I was expecting lots of technical details (and don’t worry, they’re there). What I was not expecting was a thoughtful, insightful essay that easily applies to multiple arenas of life.

This bit, for example, reminded me immediately of theology. It comes directly after the author seeks a general rule of “good design.”

The only generally applicable rule that doesn’t have obvious counterexamples is one I first heard enunciated by Fred Brooks more than a dozen years ago. In a talk given in a Sun-internal seminar (an expanded version of which became the basis for his Turing Award lecture in 2000*), Brooks talked of the work he had been doing to try to find the underlying common feature of good design, not just in computer hardware and software but also in such endeavors as architecture, graphics, and the fine arts. The only thing that he could find that good designs had in common was that they were produced by good designers.

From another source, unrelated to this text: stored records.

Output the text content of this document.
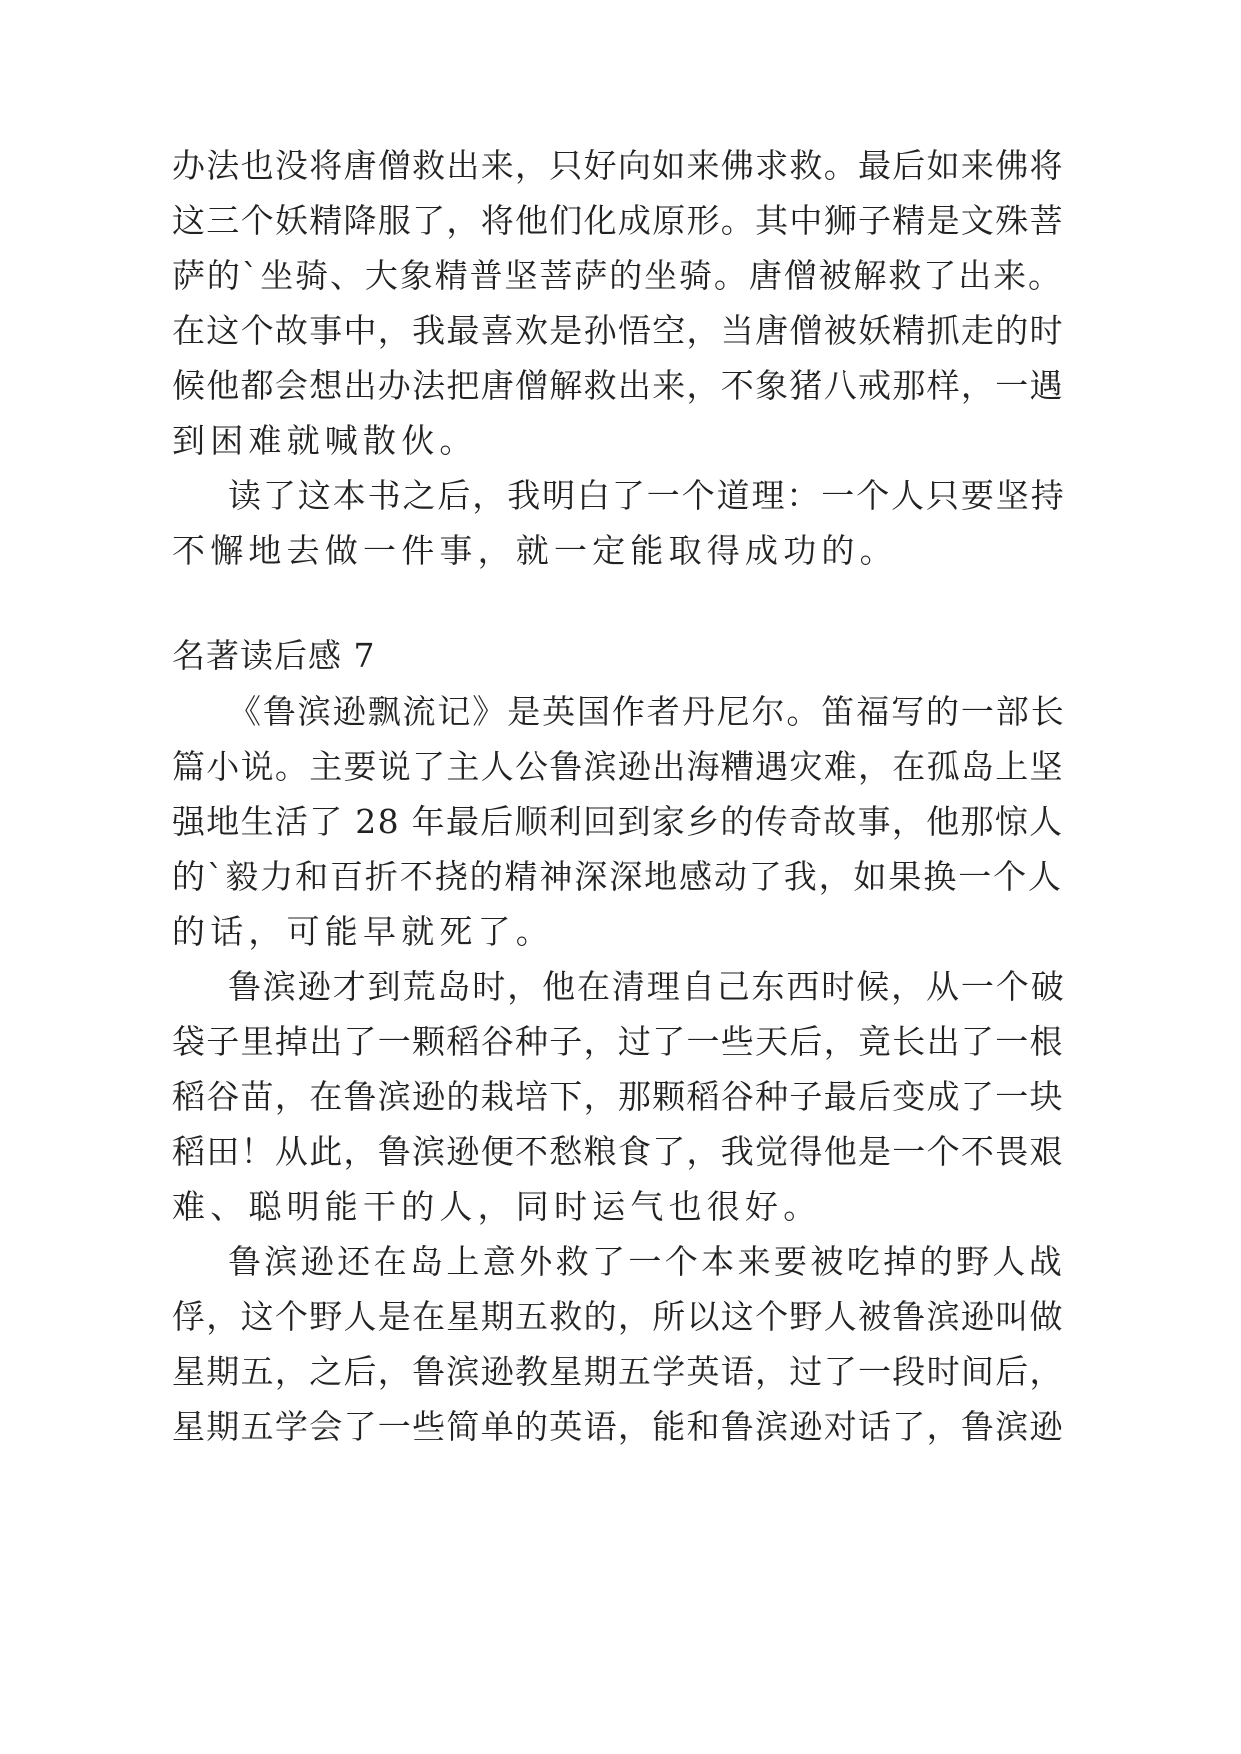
办法也没将唐僧救出来，只好向如来佛求救。最后如来佛将
这三个妖精降服了，将他们化成原形。其中狮子精是文殊菩
萨的`坐骑、大象精普坚菩萨的坐骑。唐僧被解救了出来。
在这个故事中，我最喜欢是孙悟空，当唐僧被妖精抓走的时
候他都会想出办法把唐僧解救出来，不象猪八戒那样，一遇
到困难就喊散伙。
读了这本书之后，我明白了一个道理：一个人只要坚持
不懈地去做一件事，就一定能取得成功的。
名著读后感 7
《鲁滨逊飘流记》是英国作者丹尼尔。笛福写的一部长
篇小说。主要说了主人公鲁滨逊出海糟遇灾难，在孤岛上坚
强地生活了 28 年最后顺利回到家乡的传奇故事，他那惊人
的`毅力和百折不挠的精神深深地感动了我，如果换一个人
的话，可能早就死了。
鲁滨逊才到荒岛时，他在清理自己东西时候，从一个破
袋子里掉出了一颗稻谷种子，过了一些天后，竟长出了一根
稻谷苗，在鲁滨逊的栽培下，那颗稻谷种子最后变成了一块
稻田！从此，鲁滨逊便不愁粮食了，我觉得他是一个不畏艰
难、聪明能干的人，同时运气也很好。
鲁滨逊还在岛上意外救了一个本来要被吃掉的野人战
俘，这个野人是在星期五救的，所以这个野人被鲁滨逊叫做
星期五，之后，鲁滨逊教星期五学英语，过了一段时间后，
星期五学会了一些简单的英语，能和鲁滨逊对话了，鲁滨逊
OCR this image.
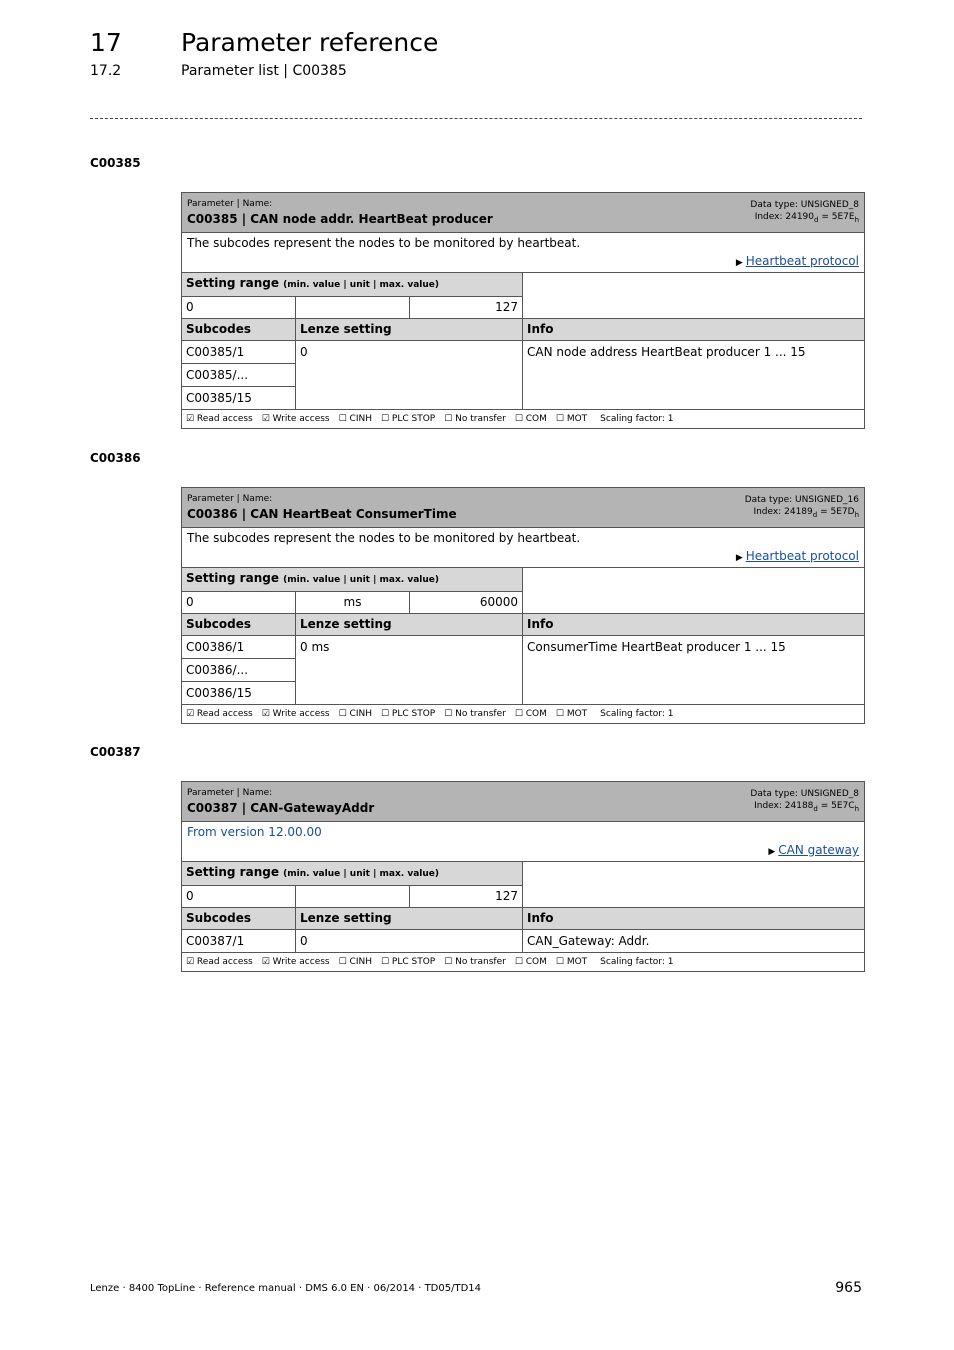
17 Parameter reference
17.2	Parameter list | C00385
C00385
Parameter | Name:
C00385 | CAN node addr. HeartBeat producer
Data type: UNSIGNED_8
Index: $24190_d = 5E7E_h$

The subcodes represent the nodes to be monitored by heartbeat.
▶ Heartbeat protocol			

Setting range (min. value | unit | max. value)			
0		127	
Subcodes	Lenze setting		Info
C00385/1	0		CAN node address HeartBeat producer 1 ... 15
C00385/...			
C00385/15			
☑ Read access ☑ Write access ☐ CINH ☐ PLC STOP ☐ No transfer ☐ COM ☐ MOT Scaling factor: 1			
C00386
Parameter | Name:
C00386 | CAN HeartBeat ConsumerTime
Data type: UNSIGNED_16
Index: $24189_d = 5E7D_h$

The subcodes represent the nodes to be monitored by heartbeat.
▶ Heartbeat protocol			

Setting range (min. value | unit | max. value)			
0	ms	60000	
Subcodes	Lenze setting		Info
C00386/1	0 ms		ConsumerTime HeartBeat producer 1 ... 15
C00386/...			
C00386/15			
☑ Read access ☑ Write access ☐ CINH ☐ PLC STOP ☐ No transfer ☐ COM ☐ MOT Scaling factor: 1			
C00387
Parameter | Name:
C00387 | CAN-GatewayAddr
Data type: UNSIGNED_8
Index: $24188_d = 5E7C_h$

From version 12.00.00
▶ CAN gateway			

Setting range (min. value | unit | max. value)			
0		127	
Subcodes	Lenze setting		Info
C00387/1	0		CAN_Gateway: Addr.
☑ Read access ☑ Write access ☐ CINH ☐ PLC STOP ☐ No transfer ☐ COM ☐ MOT Scaling factor: 1			
Lenze · 8400 TopLine · Reference manual · DMS 6.0 EN · 06/2014 · TD05/TD14	965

There is one reading of this insight on which it is true but uninteresting, a mere tautological statement that reflects giving in to the unpredictable and inscrutable mystery of design. On this reading, the only way to determine what produces a good design is to wait until you have one, and then attribute it to the designer. Good design, on this view, happens by chance. You can hope for it, but you can’t do anything to improve your chances of getting a good design.

This is not the reading that I believe Brooks intended, nor the one that I found persuasive when I first heard the talk. My reading of this principal is that those who have been able to produce a good design in the past are far more likely to be able to produce a good design in the future. There is no guarantee that the future designs will be good, but your chances are much better. There is no magic process by which  such designers produce their designs; each may go about the design problem in a different way, and a designer may approach one problem in a particular way and another in a completely different fashion.

“Good design is practiced by good designers.” This sounds awfully similar to Aristotle’s thoughts on arete, or excellence/virtue: An virtuous man is one who does virtuous acts. (Citation needed, my copy of Nichomachean Ethics is somewhere at my parent’s house and not conveniently sitting on my bookshelf.)

That’s just the warm-up, though. What really caught my eye was what happens the mental shortcut of taking the statement at face value, it “reflects giving in to the unpredictable and inscrutable mystery of design.” This, along with the characteristic of this view of design as an accident, strikes me as summing up in one package two polar opposite approaches to the design of the universe. On one hand, we have the 19th century sentimentalist idea that God’s plan is completely inscrutable and His ways are totally mysterious and unknowable; and yet, life on earth exists. On the other hand, we have the evolutionary idea that the design happens entirely by chance; and yet, life on earth exists. Chance, or magic–does it really matter?

Funnily enough for as much as I’ve thought about the Victorians (not on this blog, unfortunately, but in my past life as a graduate student) I’ve never once thought that Darwinism was the equal and opposite reaction to the overly sentimental faith of the Victorian era.

Anyway. Both views are equally wrong, and yet they can both be summed up with one way of looking at design.

So we look at the other view of design–good design is reflective of a good Designer. There is “no magic process,” but each Designer will produce design that is, shall we say, in His image.

As those living in the design, we can both reverse engineer the elements of the design and Designer from what we observe in the “code” through nature, but we can also learn many of the Designer’s methods and how to use the system through its manual: The Bible.

It’s interesting thinking about God from this point of view.

 


*I believe this is the current iteration of Brooks’ ideas is his book of essays: The Design of Design. The website cited in the PDF of On System Design is RIP.